Selecting training data based on easy availability rather than statistical representativeness.
Convenience sampling is a non-probabilistic data collection strategy in which samples are chosen based on their accessibility rather than through any randomized or systematic selection process. In machine learning contexts, this often means training models on whatever data happens to be readily available — scraped web content, data from a single institution, or outputs from a particular user population — rather than data carefully drawn to represent the full target distribution. The approach is appealing because it dramatically reduces the time and cost of data acquisition, making it common in early-stage research, proof-of-concept work, and domains where comprehensive data collection is logistically difficult.

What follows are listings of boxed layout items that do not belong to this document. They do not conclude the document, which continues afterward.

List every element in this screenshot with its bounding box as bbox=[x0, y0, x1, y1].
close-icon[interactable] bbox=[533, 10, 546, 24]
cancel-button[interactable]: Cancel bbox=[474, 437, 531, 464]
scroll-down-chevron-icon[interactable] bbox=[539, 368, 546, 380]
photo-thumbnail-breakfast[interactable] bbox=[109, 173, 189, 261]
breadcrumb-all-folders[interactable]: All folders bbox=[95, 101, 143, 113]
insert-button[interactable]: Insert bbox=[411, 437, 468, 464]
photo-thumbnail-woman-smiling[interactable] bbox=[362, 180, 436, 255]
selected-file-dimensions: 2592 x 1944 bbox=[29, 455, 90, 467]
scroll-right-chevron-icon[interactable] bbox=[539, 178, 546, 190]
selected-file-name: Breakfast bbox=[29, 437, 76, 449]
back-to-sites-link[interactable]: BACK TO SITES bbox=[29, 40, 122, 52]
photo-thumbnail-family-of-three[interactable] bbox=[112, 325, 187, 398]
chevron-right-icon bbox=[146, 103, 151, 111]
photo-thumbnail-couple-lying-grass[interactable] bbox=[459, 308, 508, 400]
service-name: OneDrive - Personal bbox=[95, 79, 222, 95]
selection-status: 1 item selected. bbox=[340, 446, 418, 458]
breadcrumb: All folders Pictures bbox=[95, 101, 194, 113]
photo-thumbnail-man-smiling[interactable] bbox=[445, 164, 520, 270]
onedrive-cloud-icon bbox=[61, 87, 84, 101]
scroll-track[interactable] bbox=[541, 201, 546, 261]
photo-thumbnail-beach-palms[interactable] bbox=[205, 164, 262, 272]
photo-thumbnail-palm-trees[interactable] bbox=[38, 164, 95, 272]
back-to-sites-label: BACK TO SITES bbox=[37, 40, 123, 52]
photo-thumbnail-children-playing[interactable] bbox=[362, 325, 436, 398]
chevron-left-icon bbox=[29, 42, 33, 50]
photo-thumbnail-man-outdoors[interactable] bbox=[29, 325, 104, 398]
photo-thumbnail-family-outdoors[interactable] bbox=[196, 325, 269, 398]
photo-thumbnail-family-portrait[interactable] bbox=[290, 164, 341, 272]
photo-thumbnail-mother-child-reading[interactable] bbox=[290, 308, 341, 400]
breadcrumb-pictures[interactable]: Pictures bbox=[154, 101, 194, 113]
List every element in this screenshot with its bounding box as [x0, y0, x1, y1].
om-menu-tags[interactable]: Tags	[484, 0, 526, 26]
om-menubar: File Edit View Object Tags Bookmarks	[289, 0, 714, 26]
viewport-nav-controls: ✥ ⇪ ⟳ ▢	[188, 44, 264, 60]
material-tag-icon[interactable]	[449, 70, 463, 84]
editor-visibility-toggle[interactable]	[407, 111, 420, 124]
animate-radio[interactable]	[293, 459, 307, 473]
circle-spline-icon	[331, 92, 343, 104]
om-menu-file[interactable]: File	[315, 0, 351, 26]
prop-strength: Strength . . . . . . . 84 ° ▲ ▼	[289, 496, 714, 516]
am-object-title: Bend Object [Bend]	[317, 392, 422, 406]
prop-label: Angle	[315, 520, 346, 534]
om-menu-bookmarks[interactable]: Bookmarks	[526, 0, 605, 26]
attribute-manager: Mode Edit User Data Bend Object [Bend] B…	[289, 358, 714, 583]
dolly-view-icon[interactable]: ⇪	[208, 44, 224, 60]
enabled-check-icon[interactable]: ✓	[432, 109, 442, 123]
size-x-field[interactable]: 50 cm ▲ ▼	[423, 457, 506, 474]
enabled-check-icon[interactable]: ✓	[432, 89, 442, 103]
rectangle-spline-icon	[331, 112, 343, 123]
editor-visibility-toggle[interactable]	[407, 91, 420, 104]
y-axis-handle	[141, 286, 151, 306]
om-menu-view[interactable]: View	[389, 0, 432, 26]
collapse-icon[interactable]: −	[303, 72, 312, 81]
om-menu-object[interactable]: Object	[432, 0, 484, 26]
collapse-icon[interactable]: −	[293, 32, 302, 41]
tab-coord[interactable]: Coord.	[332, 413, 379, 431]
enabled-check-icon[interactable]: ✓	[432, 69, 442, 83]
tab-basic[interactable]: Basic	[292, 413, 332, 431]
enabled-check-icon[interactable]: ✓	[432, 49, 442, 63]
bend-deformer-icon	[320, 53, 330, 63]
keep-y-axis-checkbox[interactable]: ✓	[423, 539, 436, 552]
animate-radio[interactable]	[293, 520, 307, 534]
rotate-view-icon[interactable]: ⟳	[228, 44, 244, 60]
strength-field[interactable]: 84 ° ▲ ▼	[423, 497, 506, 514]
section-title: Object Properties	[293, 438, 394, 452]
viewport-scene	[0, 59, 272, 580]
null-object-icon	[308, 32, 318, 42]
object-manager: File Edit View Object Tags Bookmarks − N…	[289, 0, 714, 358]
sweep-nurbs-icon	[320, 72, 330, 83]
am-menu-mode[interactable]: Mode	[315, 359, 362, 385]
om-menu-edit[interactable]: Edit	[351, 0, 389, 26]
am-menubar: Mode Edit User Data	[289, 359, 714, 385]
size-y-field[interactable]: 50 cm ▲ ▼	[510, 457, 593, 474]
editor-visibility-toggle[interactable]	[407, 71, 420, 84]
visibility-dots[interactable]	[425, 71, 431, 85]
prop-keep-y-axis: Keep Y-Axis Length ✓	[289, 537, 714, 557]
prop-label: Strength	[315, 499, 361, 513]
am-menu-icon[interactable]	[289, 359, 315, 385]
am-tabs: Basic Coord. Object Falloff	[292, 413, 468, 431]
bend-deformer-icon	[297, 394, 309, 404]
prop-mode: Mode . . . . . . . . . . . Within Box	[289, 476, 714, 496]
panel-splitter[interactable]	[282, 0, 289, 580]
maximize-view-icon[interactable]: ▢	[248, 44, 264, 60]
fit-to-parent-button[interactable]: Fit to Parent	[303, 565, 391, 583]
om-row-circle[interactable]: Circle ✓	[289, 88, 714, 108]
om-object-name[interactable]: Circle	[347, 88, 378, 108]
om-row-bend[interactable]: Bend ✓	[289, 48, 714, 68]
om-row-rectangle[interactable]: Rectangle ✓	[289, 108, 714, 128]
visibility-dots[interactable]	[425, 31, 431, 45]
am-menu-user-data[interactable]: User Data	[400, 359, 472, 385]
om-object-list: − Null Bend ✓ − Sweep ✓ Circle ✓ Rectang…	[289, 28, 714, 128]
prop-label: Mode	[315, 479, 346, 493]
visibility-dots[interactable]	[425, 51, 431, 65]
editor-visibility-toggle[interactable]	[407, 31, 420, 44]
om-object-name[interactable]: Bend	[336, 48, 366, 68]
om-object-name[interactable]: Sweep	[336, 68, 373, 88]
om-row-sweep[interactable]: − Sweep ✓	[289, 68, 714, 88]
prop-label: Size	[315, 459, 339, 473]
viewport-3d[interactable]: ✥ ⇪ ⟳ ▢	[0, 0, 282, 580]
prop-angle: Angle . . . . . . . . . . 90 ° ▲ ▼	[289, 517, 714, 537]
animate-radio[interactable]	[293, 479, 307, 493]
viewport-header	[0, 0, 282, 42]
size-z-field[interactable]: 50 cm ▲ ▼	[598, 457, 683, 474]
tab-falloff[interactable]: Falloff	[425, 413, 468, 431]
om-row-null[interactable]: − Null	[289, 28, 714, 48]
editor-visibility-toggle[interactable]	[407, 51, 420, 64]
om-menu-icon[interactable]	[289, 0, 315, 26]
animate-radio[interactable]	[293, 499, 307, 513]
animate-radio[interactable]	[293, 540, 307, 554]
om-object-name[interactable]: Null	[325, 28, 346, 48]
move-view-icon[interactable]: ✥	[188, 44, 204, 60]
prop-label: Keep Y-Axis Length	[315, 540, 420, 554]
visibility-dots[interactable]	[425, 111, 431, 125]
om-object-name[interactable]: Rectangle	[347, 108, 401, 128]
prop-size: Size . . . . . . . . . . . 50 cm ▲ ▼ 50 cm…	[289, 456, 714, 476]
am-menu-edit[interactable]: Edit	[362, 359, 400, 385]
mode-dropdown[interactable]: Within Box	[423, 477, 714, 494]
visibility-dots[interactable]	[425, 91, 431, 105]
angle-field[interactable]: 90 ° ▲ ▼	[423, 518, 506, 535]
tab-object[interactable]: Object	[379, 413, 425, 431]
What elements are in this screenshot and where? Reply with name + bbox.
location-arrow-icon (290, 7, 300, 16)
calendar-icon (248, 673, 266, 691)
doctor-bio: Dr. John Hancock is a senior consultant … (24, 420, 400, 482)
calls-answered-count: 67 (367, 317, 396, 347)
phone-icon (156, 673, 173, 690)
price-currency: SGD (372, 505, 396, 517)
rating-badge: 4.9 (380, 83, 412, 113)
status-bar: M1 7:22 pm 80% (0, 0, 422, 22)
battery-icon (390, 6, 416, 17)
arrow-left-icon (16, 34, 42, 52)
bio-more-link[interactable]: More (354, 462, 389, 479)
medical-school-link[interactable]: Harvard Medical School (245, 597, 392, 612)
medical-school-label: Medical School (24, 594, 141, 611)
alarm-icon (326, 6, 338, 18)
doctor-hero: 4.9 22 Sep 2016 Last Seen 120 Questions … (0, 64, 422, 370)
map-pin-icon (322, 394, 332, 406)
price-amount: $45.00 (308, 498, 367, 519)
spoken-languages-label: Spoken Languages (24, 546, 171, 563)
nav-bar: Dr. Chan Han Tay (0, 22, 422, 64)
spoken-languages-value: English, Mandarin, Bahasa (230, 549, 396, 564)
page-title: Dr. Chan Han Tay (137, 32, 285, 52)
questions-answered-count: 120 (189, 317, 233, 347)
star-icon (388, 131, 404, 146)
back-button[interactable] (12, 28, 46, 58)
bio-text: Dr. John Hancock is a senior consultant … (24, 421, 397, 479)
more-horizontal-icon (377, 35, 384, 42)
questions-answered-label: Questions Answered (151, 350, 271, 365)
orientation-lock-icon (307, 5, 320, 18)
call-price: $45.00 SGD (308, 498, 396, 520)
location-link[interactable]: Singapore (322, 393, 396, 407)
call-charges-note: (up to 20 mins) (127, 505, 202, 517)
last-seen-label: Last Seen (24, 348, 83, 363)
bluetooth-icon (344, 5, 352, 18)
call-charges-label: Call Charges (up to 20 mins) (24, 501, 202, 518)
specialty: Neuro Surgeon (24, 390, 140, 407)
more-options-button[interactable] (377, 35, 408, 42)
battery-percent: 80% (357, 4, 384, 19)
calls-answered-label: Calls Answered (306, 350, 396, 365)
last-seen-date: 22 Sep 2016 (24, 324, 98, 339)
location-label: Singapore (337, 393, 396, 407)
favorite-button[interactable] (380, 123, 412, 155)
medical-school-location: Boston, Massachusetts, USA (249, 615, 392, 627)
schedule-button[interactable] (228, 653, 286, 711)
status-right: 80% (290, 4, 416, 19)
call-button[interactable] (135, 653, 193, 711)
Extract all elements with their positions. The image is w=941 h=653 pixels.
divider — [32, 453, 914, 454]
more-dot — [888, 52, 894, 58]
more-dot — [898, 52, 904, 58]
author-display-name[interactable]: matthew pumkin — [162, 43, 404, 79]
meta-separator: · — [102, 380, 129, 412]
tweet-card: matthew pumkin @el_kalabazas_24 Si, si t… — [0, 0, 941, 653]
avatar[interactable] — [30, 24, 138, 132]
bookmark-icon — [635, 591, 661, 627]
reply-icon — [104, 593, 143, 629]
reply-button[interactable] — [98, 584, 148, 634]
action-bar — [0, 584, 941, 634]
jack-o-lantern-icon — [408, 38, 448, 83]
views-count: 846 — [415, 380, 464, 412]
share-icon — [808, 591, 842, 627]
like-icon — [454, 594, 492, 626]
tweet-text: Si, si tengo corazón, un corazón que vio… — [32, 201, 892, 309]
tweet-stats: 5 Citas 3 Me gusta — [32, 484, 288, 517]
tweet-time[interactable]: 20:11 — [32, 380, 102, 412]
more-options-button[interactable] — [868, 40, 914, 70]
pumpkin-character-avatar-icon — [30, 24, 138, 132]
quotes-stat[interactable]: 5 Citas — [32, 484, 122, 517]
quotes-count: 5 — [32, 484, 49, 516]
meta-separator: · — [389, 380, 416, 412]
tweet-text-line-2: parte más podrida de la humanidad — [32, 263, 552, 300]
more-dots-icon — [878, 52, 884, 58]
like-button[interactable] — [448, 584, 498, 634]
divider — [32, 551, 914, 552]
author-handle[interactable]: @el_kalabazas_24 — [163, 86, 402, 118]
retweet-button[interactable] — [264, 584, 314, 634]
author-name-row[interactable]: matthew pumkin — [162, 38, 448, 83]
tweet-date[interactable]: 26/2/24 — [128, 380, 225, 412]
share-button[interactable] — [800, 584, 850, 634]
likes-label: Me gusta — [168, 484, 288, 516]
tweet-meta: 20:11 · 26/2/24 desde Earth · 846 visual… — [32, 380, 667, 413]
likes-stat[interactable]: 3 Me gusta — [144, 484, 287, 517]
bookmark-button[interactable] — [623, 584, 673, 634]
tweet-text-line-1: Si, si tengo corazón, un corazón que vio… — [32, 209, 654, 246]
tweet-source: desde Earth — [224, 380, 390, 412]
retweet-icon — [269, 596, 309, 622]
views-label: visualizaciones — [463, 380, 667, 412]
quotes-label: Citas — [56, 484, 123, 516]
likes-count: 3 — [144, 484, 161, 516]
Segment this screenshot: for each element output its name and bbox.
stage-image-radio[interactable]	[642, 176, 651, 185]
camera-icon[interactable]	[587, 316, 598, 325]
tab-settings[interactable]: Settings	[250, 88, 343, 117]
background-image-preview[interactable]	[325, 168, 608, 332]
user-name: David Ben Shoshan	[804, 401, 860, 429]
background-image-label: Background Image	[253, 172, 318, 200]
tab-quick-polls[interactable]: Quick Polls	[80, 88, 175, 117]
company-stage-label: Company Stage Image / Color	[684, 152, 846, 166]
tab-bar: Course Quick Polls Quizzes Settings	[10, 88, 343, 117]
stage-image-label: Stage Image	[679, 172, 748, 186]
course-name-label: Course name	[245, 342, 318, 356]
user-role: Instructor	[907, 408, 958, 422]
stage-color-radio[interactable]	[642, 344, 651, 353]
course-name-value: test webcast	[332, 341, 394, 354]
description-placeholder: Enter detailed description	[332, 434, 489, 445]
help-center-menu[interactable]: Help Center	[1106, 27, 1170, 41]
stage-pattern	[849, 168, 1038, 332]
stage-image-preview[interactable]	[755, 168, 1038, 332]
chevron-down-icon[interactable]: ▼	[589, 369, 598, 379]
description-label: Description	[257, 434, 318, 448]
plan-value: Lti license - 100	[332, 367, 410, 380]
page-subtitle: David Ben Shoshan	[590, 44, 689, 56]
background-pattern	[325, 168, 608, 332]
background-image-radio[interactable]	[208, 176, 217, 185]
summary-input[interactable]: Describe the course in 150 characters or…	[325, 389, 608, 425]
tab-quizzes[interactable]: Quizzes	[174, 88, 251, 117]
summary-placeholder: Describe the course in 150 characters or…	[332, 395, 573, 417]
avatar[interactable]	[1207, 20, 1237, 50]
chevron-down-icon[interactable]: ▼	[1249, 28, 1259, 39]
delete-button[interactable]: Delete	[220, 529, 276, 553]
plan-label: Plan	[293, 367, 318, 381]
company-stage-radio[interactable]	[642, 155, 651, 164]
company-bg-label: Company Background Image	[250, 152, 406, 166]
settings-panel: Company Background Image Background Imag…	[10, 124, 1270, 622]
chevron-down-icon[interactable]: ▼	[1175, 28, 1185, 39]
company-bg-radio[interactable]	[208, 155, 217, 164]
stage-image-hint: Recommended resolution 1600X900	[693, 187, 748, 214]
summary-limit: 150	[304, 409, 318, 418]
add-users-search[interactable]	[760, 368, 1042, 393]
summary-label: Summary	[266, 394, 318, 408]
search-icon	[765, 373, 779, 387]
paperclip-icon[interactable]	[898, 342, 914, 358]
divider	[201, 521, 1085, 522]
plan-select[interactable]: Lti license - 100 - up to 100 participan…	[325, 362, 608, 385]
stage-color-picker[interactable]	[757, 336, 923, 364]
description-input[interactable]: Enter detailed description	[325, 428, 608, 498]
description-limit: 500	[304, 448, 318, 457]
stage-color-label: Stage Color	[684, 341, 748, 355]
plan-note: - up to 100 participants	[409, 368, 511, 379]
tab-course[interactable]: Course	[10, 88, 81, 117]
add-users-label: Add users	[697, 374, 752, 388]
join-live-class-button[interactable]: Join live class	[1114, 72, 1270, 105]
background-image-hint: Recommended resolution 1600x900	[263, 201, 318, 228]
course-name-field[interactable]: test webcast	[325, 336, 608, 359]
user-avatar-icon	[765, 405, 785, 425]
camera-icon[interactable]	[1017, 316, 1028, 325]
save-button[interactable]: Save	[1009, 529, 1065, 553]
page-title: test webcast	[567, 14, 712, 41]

The core mechanism is straightforward: rather than defining a target population and sampling from it in a controlled way, researchers simply gather data from the most accessible sources. This might mean using publicly available image datasets, recruiting study participants from a university campus, or collecting text from a handful of popular websites. While fast and inexpensive, this process introduces selection bias — the resulting dataset systematically over-represents certain subgroups, contexts, or behaviors while under-representing others.
The consequences for machine learning can be severe. Models trained on convenience samples often exhibit poor generalization, performing well on data that resembles the training set but failing on real-world inputs that reflect the broader population. This is a root cause of well-documented failures in deployed AI systems, such as facial recognition models that underperform on darker skin tones because training data was predominantly sourced from populations with lighter skin, or clinical models that generalize poorly across hospitals because they were trained on records from a single health system.
Despite its risks, convenience sampling is not always avoidable or even inappropriate. In exploratory analysis, rapid prototyping, or domains where no better data exists, it provides a practical starting point. The critical discipline is transparency: practitioners must document how data was collected, acknowledge the limitations of the sample, and rigorously evaluate model performance across subgroups before deployment. Understanding convenience sampling helps ML practitioners recognize when their data collection choices may be quietly shaping — and limiting — what their models can learn.